In light of recent events, Rondo’s final 23 games with the Mavs, plus the playoffs might be his final run with the squad anyway as Rondo becomes a free agent at the end of the season. For the same reason, it’s also different from the battles Carlisle and Jason Kidd would have during their first season together before eventually winning a chip. It wasn’t nearly as publicized on national TV. They worked through it and Carlisle eventually ceded control to Kidd in midseason.
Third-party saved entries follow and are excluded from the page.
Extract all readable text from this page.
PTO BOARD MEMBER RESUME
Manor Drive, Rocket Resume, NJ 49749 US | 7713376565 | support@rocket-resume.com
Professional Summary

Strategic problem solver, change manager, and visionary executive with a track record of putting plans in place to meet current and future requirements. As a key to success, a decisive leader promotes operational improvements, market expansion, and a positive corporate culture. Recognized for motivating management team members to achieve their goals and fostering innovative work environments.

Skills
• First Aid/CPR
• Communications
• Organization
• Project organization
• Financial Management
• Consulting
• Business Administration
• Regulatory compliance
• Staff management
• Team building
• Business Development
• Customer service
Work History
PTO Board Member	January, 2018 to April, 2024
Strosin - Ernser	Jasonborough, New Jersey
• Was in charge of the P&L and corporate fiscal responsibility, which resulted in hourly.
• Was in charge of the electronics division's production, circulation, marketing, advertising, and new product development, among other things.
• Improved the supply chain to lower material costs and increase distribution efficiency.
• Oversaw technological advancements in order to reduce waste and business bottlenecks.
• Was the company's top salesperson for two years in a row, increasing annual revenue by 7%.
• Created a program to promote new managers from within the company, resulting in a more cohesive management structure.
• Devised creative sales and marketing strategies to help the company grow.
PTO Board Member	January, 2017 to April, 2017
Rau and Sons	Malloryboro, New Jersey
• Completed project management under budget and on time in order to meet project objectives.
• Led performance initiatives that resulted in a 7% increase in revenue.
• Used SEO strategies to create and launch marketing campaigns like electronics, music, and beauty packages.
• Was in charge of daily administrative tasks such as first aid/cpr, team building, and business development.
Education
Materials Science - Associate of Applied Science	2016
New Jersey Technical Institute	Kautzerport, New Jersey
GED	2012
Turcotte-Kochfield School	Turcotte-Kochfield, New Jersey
When Dallas acquired Rondo owner Mark Cuban said publicly that the plan wasn't to make him a rental. His plan was to build a starting five of Rondo, Monta Ellis, Chandler Parsons, Nowitzki and Chandler -- a monster squad that was supposed to challenge for NBA supremacy. Proof of Dallas’ initial commitment to Rondo is evident in the fact that they gave up a first-round pick, a second-round pick and three role players for him.
Those plans are looking shaky right now. If I’m Rondo I’m not messing with Rick The Ruler. There are plenty of teams who desire Rondo’s services, my hometown Knicks being one of them. He won’t be starving for offers. He also won’t be looking to make friends at his next destination. He’s not against joining a brotherhood, but you kind of got to let Picasso paint on that court and when Rondo is your point guard sometimes you’re going to have to kind of let him pout. Slave tactics in coaching went out with the center position. Carlisle needs to relax.